Les variations relevées dans la manière de réaliser un mur permettent de distinguer plusieurs types de parement, du plus régulier (type A) à base de petits moellons carrés disposés en rangées horizontales, au moins soigné (type D) monte à l’aide de blocs aux formes irrégulières répartis sans ordre. S’y ajoutent les types E et F qui rassemblent les parements où l’Opus Spicatum est mis en œuvre occasionnellement ou de manière systématique.
Les fenêtres à linteau échancré ont été partagés en 5 groupes morphologiques, les baies les plus modestes du groupe 1 ne dépassant pas 60 cm de hauteur et à l’opposée, les plus élancées du groupe 5 mesurant plus d’1 m. La répartition des fenêtres à arc clavé suit des critères assez comparables.
Si l’on confronte les 5 groupes de fenêtres à linteau échancré avec les différents types d’appareils, on observe que les parements de type A, les plus réguliers, accompagnent surtout les fenêtres des deux premiers groupes alors qu’il n’en existe aucun associé aux fenêtres du groupe 5. Il en est de même pour les appareils de type B dont le nombre décroît progressivement pour devenir minoritaire parmi les fenêtres des groupes 4 et 5. À l’opposée, les appareils les plus médiocres (type C et D) sont minoritaires parmi les fenêtres les plus petites (groupe 1 et 2) alors qu’ils deviennent les plus nombreux dans les groupes de baies (groupes 4 et 5) les plus élancées.
De la même façon, les ouvertures à arc clavé ont été réparties en 4 groupes morphologiques tandis que les portails et les portes l’étaient respectivement en 3 et 5 ensembles.
Si ces démonstrations permettent de proposer des typologies pour chacun des éléments, la recherche de données de chronologie absolue s’est rapidement imposée.

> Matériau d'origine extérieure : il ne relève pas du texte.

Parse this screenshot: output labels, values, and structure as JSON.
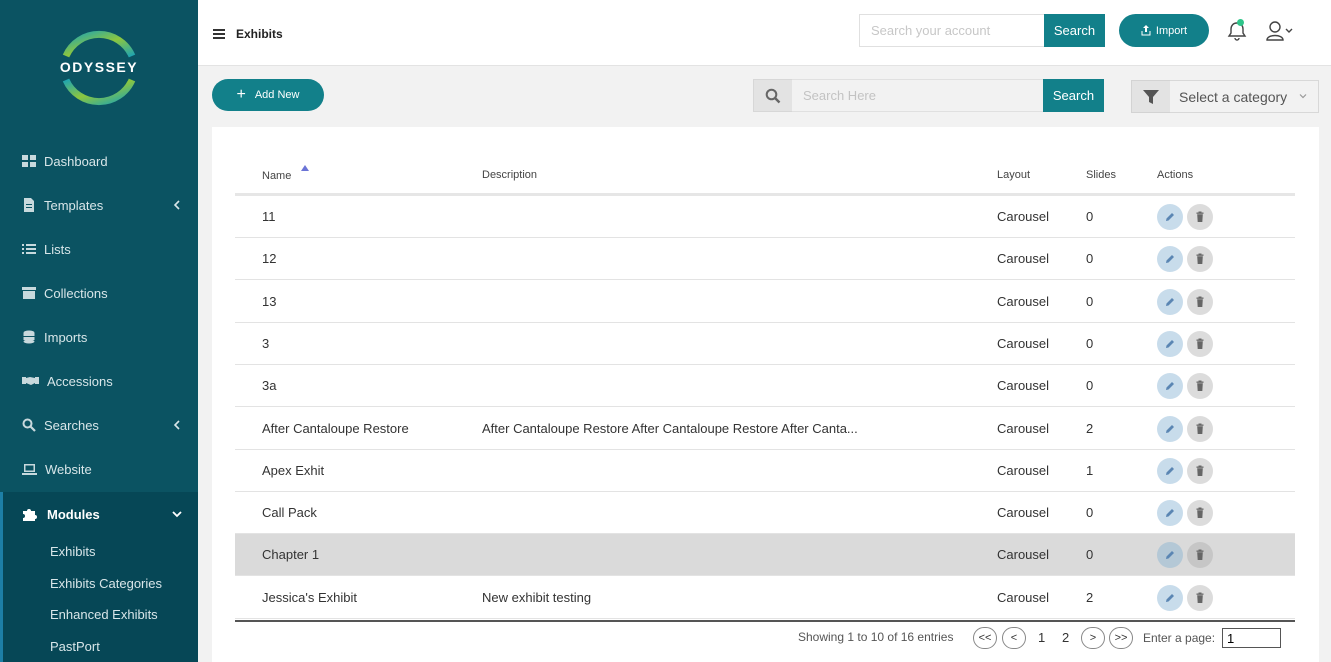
{
  "brand": {
    "name": "ODYSSEY",
    "colors": {
      "sidebar": "#0b5362",
      "accent": "#12808a",
      "logo_ring_green": "#8cc63f",
      "logo_ring_teal": "#1fa4b0"
    }
  },
  "sidebar": {
    "items": [
      {
        "label": "Dashboard",
        "icon": "dashboard-icon"
      },
      {
        "label": "Templates",
        "icon": "document-icon",
        "expandable": true
      },
      {
        "label": "Lists",
        "icon": "list-icon"
      },
      {
        "label": "Collections",
        "icon": "archive-icon"
      },
      {
        "label": "Imports",
        "icon": "database-icon"
      },
      {
        "label": "Accessions",
        "icon": "handshake-icon"
      },
      {
        "label": "Searches",
        "icon": "search-icon",
        "expandable": true
      },
      {
        "label": "Website",
        "icon": "laptop-icon"
      },
      {
        "label": "Modules",
        "icon": "puzzle-icon",
        "expanded": true
      }
    ],
    "sub_items": [
      "Exhibits",
      "Exhibits Categories",
      "Enhanced Exhibits",
      "PastPort"
    ]
  },
  "header": {
    "title": "Exhibits",
    "search_placeholder": "Search your account",
    "search_button": "Search",
    "import_button": "Import"
  },
  "toolbar": {
    "add_button": "Add New",
    "search_placeholder": "Search Here",
    "search_button": "Search",
    "category_placeholder": "Select a category"
  },
  "table": {
    "columns": [
      "Name",
      "Description",
      "Layout",
      "Slides",
      "Actions"
    ],
    "sorted_column": "Name",
    "rows": [
      {
        "name": "11",
        "description": "",
        "layout": "Carousel",
        "slides": "0"
      },
      {
        "name": "12",
        "description": "",
        "layout": "Carousel",
        "slides": "0"
      },
      {
        "name": "13",
        "description": "",
        "layout": "Carousel",
        "slides": "0"
      },
      {
        "name": "3",
        "description": "",
        "layout": "Carousel",
        "slides": "0"
      },
      {
        "name": "3a",
        "description": "",
        "layout": "Carousel",
        "slides": "0"
      },
      {
        "name": "After Cantaloupe Restore",
        "description": "After Cantaloupe Restore After Cantaloupe Restore After Canta...",
        "layout": "Carousel",
        "slides": "2"
      },
      {
        "name": "Apex Exhit",
        "description": "",
        "layout": "Carousel",
        "slides": "1"
      },
      {
        "name": "Call Pack",
        "description": "",
        "layout": "Carousel",
        "slides": "0"
      },
      {
        "name": "Chapter 1",
        "description": "",
        "layout": "Carousel",
        "slides": "0",
        "highlighted": true
      },
      {
        "name": "Jessica's Exhibit",
        "description": "New exhibit testing",
        "layout": "Carousel",
        "slides": "2"
      }
    ]
  },
  "pagination": {
    "summary": "Showing 1 to 10 of 16 entries",
    "first": "<<",
    "prev": "<",
    "pages": [
      "1",
      "2"
    ],
    "next": ">",
    "last": ">>",
    "enter_page_label": "Enter a page:",
    "current_page": "1"
  }
}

Les sources écrites faisant défaut, une campagne de datations 14C de charbons de bois prélevés dans les mortiers de construction a été engagée avec une cinquantaine d’analyses répartie sur 40 bâtiments différents.
Les résultats confirment les tendances observées. Concernant les appareils, les 9 datations réalisées sur des parements de type A offrent toutes des fourchettes de probabilités antérieures à 1045 ; le plus ancien, Moulay, remonterait même au VIe/début VIIe siècle. Pour les 16 parements de type B qui ont été datés, 13 montrent des probabilités très fortes (94,5%) d’être antérieurs à 1027, les autres étant tous antérieurs au milieu du XIe siècle. Pour les 6 parements de type C et D, tous sauf 1 sont postérieurs à 1016.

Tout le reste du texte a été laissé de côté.